Ich werde hier jetzt keine Liste von Filmtechniken machen, die Anwendung fanden (wenn ihr Interesse habt, ist hier nur ein englischer Artikel von vielen dazu). Was ich euch sagen kann ist, daß sie wirklich gut funktioniert haben, zum Beispiel als der Mann so vor sich hinbrütet und die Frau ihn in einer Doppelbelichtung verführt und seine Gedanken heimsucht.
Am besten gefiel mir Margaret Livingston als die Frau. Ich fand, daß sie die Verführerin und Femme Fatale wirklich sehr gut gespielt hat, obwohl man nichts über ihre Motivation erfuhr.
Mir gefiel auch die allgemeine Stimmung, aber hier kommt jetzt noch ein kleines Aber in Bezug darauf.

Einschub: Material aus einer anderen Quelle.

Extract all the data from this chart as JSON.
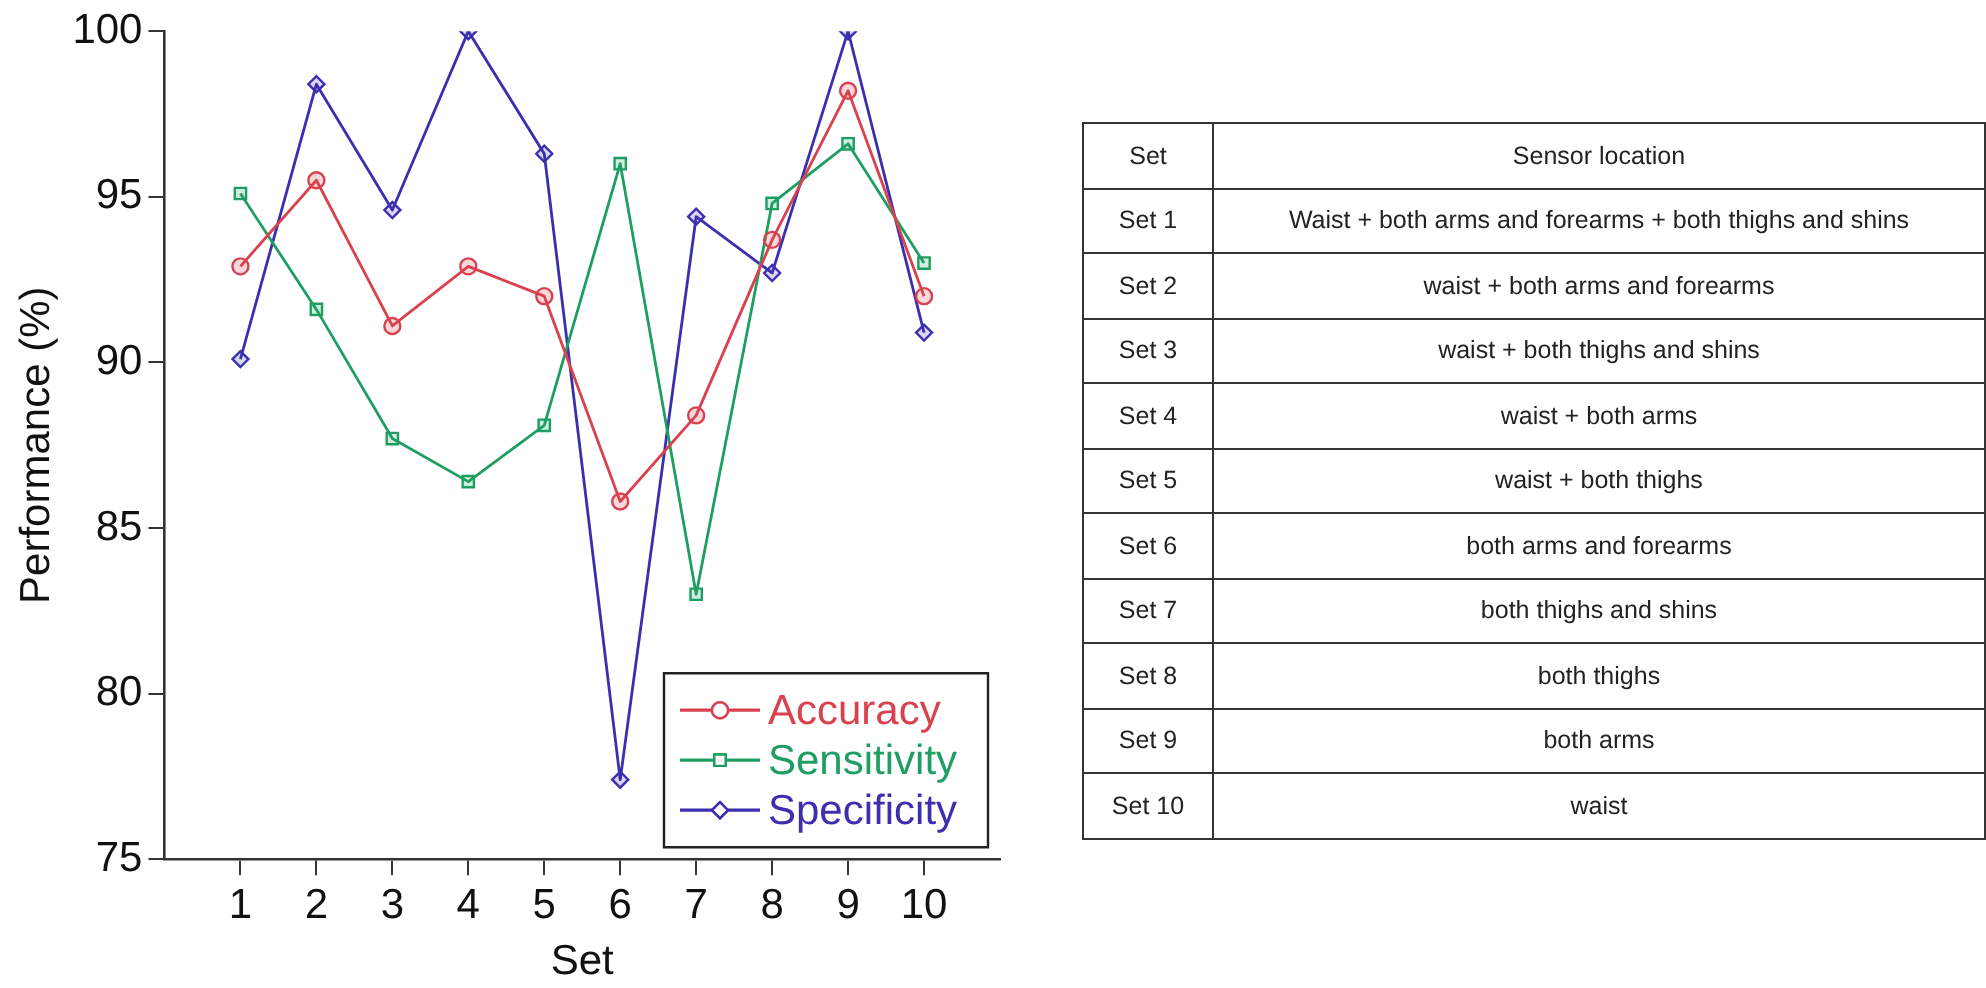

Murnau machte den Film mit dem "Movietone"-Prozeß, das heißt, daß Musik und Geräusche, aber kein Dialog, vorher aufgenommen wurden und das dann mit dem Film zusammen im Kino abgespielt wurde. Die Musik war ja in Ordnung, aber die Geräusche waren mir zu laut, ein wieherndes Pferd, das quietschende Schwein, Hupen im Verkehr. Andererseits verstand ich, wie er diese Geräusche einsetzte, und andere mögen sie ja vielleicht.
Es gab aber erstaunlich wenig Zwischentitel. Murnau mochte keine Zwischentitel. Ein paar davon waren am Anfang notwendig, aber zum Schluß hin wurden es dann immer weniger.

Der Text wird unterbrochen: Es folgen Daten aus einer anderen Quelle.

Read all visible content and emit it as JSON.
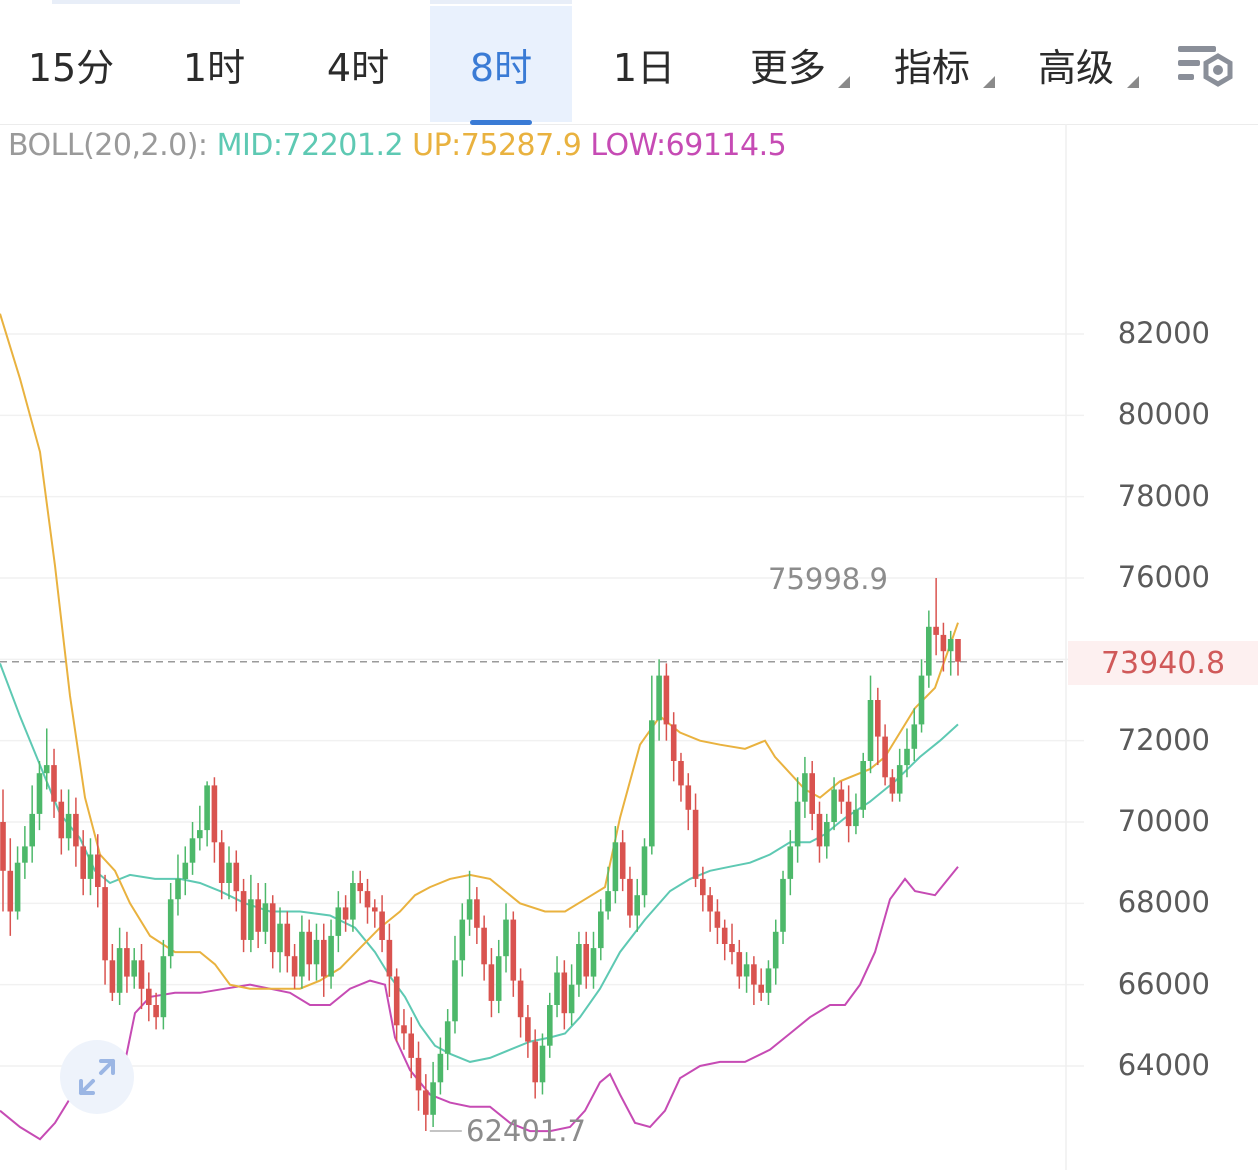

Also ja, ich schätze mal, ich bin dann keiner dieser superbegeisterten Zuschauer, aber dennoch ist "Sonnenaufgang: Lied von zwei Menschen" es wert, angeschaut zu werden.
Ich kann mir sogar vorstellen, ihn selber nochmal anzuschauen, um vielleicht noch ein paar dieser Filmtechniken zu bemerken, die mir beim ersten Mal entgangen sind.
Zu meiner Verteidigung, es war sehr heiß und ich hatte einen schlafenden Kater im Arm, ohne mich bewegen zu können - wenn der Kerle Schmuser braucht, sind seine Wünsche mein Befehl.
Quellen (englischsprachig):
1. Pamela Hutchinson: My favourite film - Sunrise: A Song of Two Humans. In: The Guardian, Filmblog, 16. November 2011
2. Shari Kizirian: Sunrise: A Song of Two Humans. Auf: San Franciscso Silent Film Festival, Essay, Festival 2011
3. Andreas Babiolakis: Sunrise: A Song of Two Humans. Auf: FilmsFatale, 13. Oktober 2019
4. Jaime Rebanal: Sunrise: A Song of Two Humans. Auf: Cinema from the Spectrum, 10. Juni 2016
Es tut mir leid, daß meine Quellen meist nur englischsprachig sind, aber mein englischer Blog wird einfach mehr frequentiert und der Zeitaufwand für die Recherche ist oft so groß, daß ich nicht auch noch die Zeit finde, adäquate deutsche Quellen zu suchen. Sollte euch ein Artikel interessieren, gibt es Übersetzungsprogramme, die zumindest einen Eindruck vermitteln können.